The application space is correspondingly broad. The sinus-surgery work explicitly points toward a continuously updated patient-specific model and a digital twin trajectory for FESS [2402.11840]. The VR system targets education and surgical planning, especially context-preserving exposure of deep anatomy [2507.05572]. Cardiac label refinement supports atrial fibrillation ablation planning and pulmonary artery valve localization [2111.09650]. Anatomy-aware chest X-ray segmentation supports cardiothoracic ratio estimation, spine-curvature assessment, and disease classification [2512.17263]. Steerable query-based extraction supports rib, spine, and abdominal-organ parsing in CT [2212.02014]. Physical sliceforms target anatomical edutainment and patient communication [2011.05689].
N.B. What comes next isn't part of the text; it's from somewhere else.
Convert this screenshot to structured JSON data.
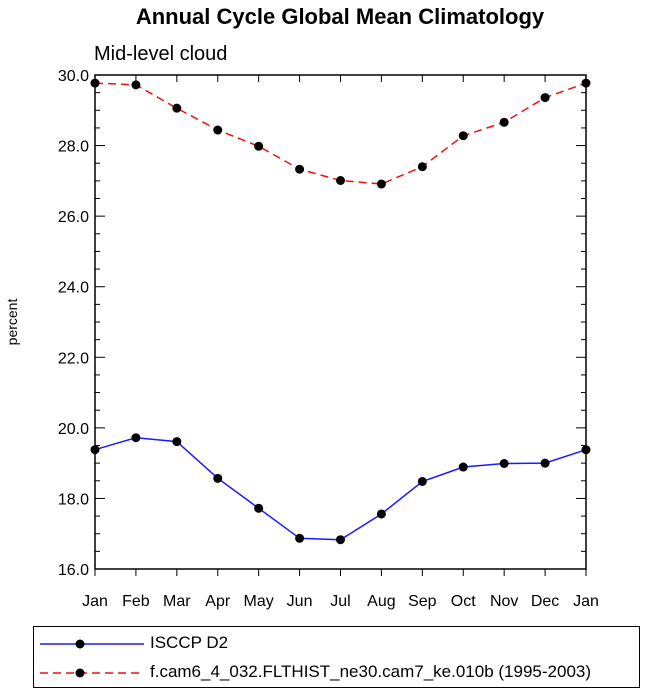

Taken together, these works define AnatomyCarve as a technically plural but coherent research direction: anatomy is used as the organizing prior that decides what may be clipped, what must remain for context, what can be subdivided into clinically meaningful parts, what must remain topologically plausible, and which structures carry the most informative signal for downstream analysis.